The film is directed by Billy Porter. How was working for him?
AA It was a gift. Billy’s a light. I’m very grateful because he trusted me a lot with this character. And he trusted me a lot with the work I’ve done in terms of prepping for the shoot and gave me a lot of freedom on set to explore and try new things. To make that truly stupid choice in your brain that you’re unsure if it’ll work, but then you try it and it reads beautifully on screen. He created a space for actors to take whatever risks they needed to take. Every single artist there had freedom and felt safe enough to take risks and practice the full breadth of their artistry. Every single person felt seen, welcomed and safe.

What was the most challenging part of playing Khal? How much of yourself is in that character?
AA We live in a very jaded, dark and heavy world right now. There are so many external forces that are pushing against us. And I think for this character, I had to get myself in a frame of mind where my heart was open, where I felt this innocence and softness. I spent around a month and a half just listening to Disney music. I was listening to things that would soften me up on the inside because this character is such an open, sweet and kind person. And I’m not saying that’s not me, but I think to really tap into that I had to do a lot of work. In a physical sense, I had to change my full physical routine and stopped lifting weights. I took dance classes and jogged a lot to get myself into that zone of not looking strong, but leading from soft inwardness. To do the work, I always have to tap into this spirit of playfulness, and a little bit of mischief and curiosity. These are things that live beautifully within Khal. And he has this bright-eyed openness that he leads from. Those are probably the two things I mainly have in common with Khal. And also people fucking up his name, that’s probably the biggest thing.
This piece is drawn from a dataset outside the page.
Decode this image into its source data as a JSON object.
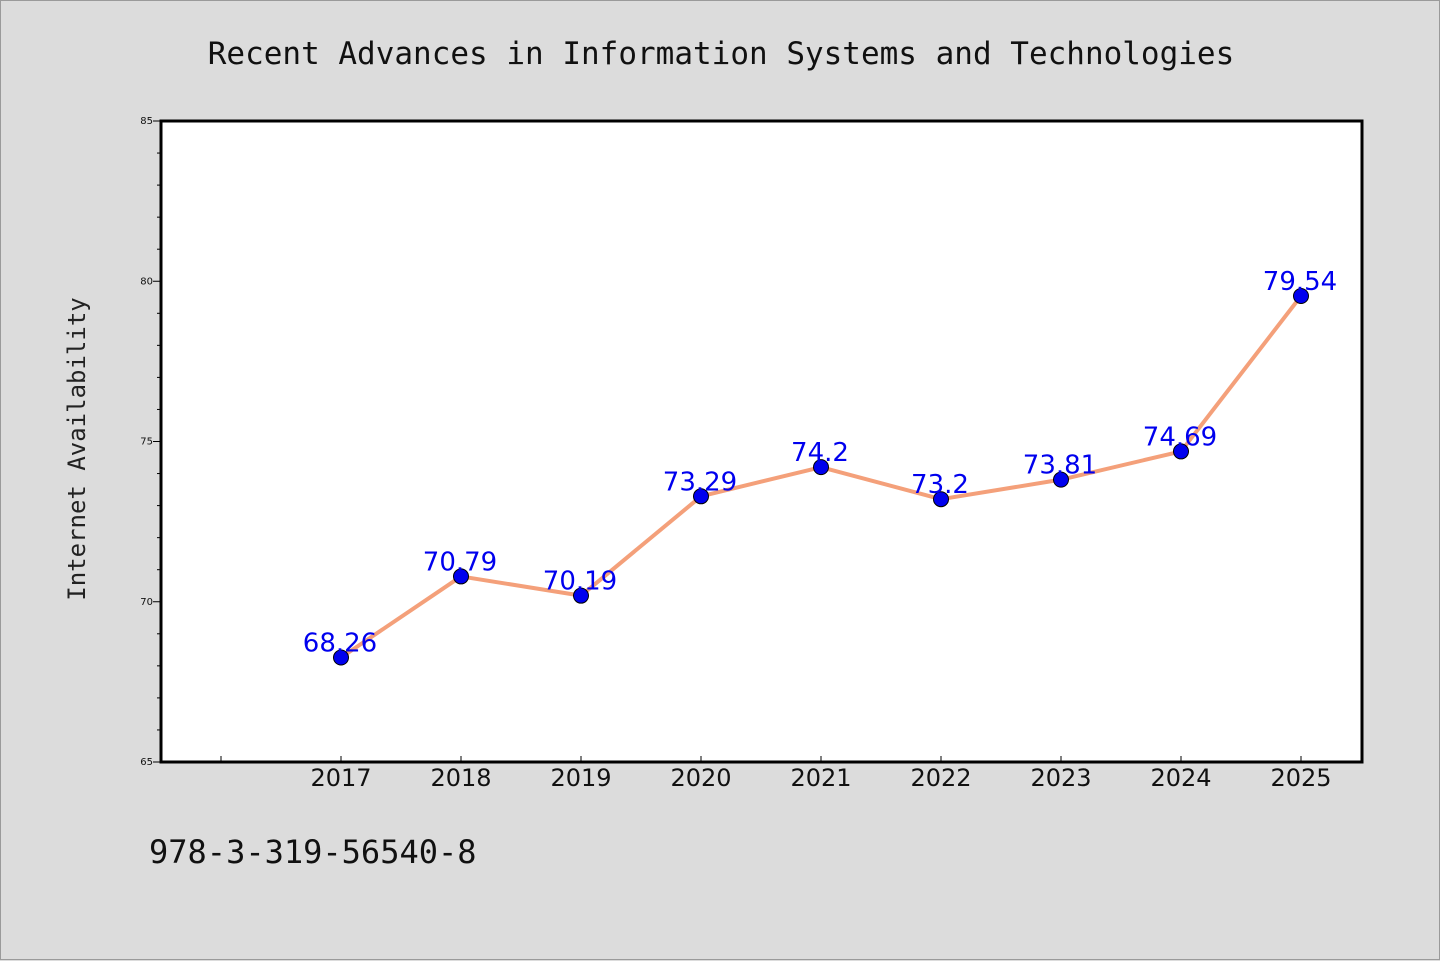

Was your high school experience anything like Khal’s?
AA No, I think the most beautiful thing about Khal is that he has this soft initial impulse of love that comes out. He chooses to honour it and give it space, follow it and act on it. In high school, I was the biggest simp on Earth. Every single crush I had any feelings for, I never voiced. I don’t think there was a single person that I had feelings for who I told – which is horribly tragic. So, I would say we’re very different in that sense. The only thing we probably have in common is that we were shy. I was much less outspoken, less vociferous. I kind of kept it pretty, you know, low-key.

The storyline revolves around teenage love. What does ‘love’ mean to you? Does the idea of it change as your get older?
AA This is probably the most difficult question, but a really good one. I think it’s simple – choosing someone else before yourself while simultaneously honouring and respecting yourself. It’s that delicate balance, and that’s where love exists. As you grow older, you also find out that there are different forms of love. There’s so much as you go through the journey of life, and you’re dealing with the different things that are coming your way. You learn that other kinds of love have the same level of importance as romantic love. You learn that familial love is very important, and so is friendship love. And you need all of them to exist outside, to exist in support of each other.
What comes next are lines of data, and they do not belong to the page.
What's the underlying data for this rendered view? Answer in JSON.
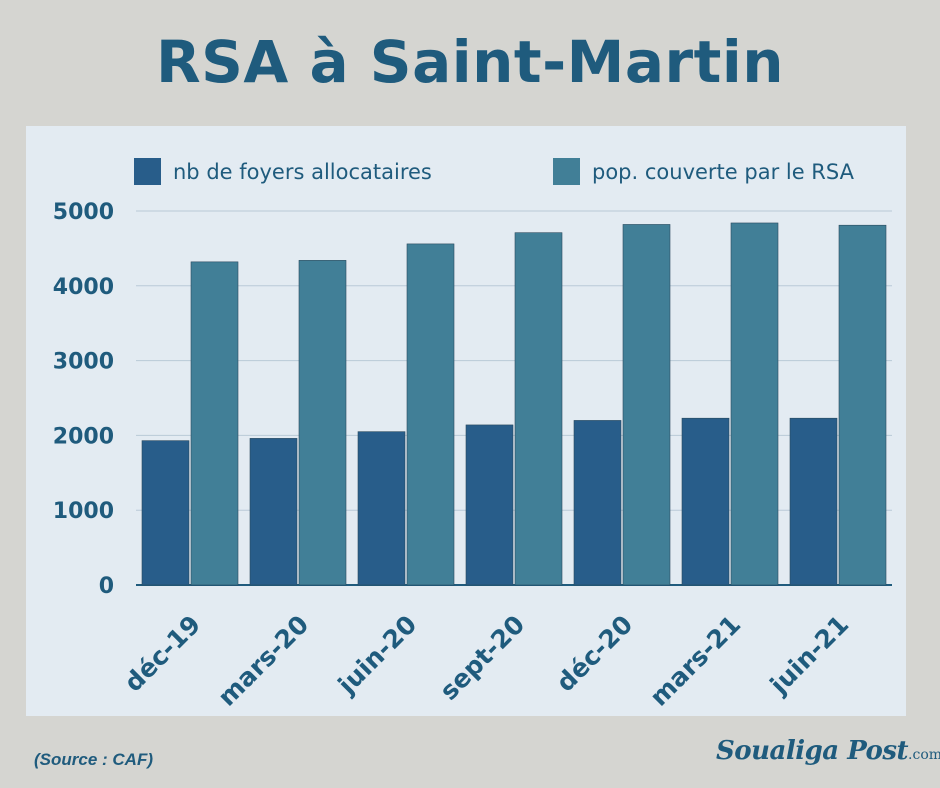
{
  "page": {
    "title": "RSA à Saint-Martin",
    "source": "(Source : CAF)",
    "logo_main": "Soualiga Post",
    "logo_domain": ".com"
  },
  "colors": {
    "background": "#d5d5d1",
    "panel": "#e3ebf2",
    "title": "#1f5b7d",
    "series_1": "#285d8a",
    "series_2": "#417f97",
    "axis_text": "#1f5b7d"
  },
  "chart_data": {
    "type": "bar",
    "categories": [
      "déc-19",
      "mars-20",
      "juin-20",
      "sept-20",
      "déc-20",
      "mars-21",
      "juin-21"
    ],
    "series": [
      {
        "name": "nb de foyers allocataires",
        "values": [
          1930,
          1960,
          2050,
          2140,
          2200,
          2230,
          2230
        ]
      },
      {
        "name": "pop. couverte par le RSA",
        "values": [
          4320,
          4340,
          4560,
          4710,
          4820,
          4840,
          4810
        ]
      }
    ],
    "yticks": [
      0,
      1000,
      2000,
      3000,
      4000,
      5000
    ],
    "ytick_labels": [
      "0",
      "1000",
      "2000",
      "3000",
      "4000",
      "5000"
    ],
    "ylim": [
      0,
      5000
    ],
    "grid": true,
    "legend": "top"
  }
}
You’ve also been named the lead in a comic book adaptation thanks to Netflix’s upcoming new series, Grendel. How do you feel about that?
AA At first, it didn’t really hit. But now that I’ve been sitting with it, it’s taken a little bit more of real estate in my brain. I remind myself that I am lucky. I’m very fortunate to have this opportunity. But it also comes with the responsibility to keep the conversations going and to engage in the conversations that may arise out of it. And to see how, from where I’m standing, I can open more doors for more people and more stories. In a macro sense, I always remind myself that Muslims are not a monolith. There are so many intersections within and it’s my job to speak honestly about my experience but also to be receptive and open to hearing everyone else’s experience. I’m hoping that Grendel is just the start, and we get to hear all the different intersectionalities within the community.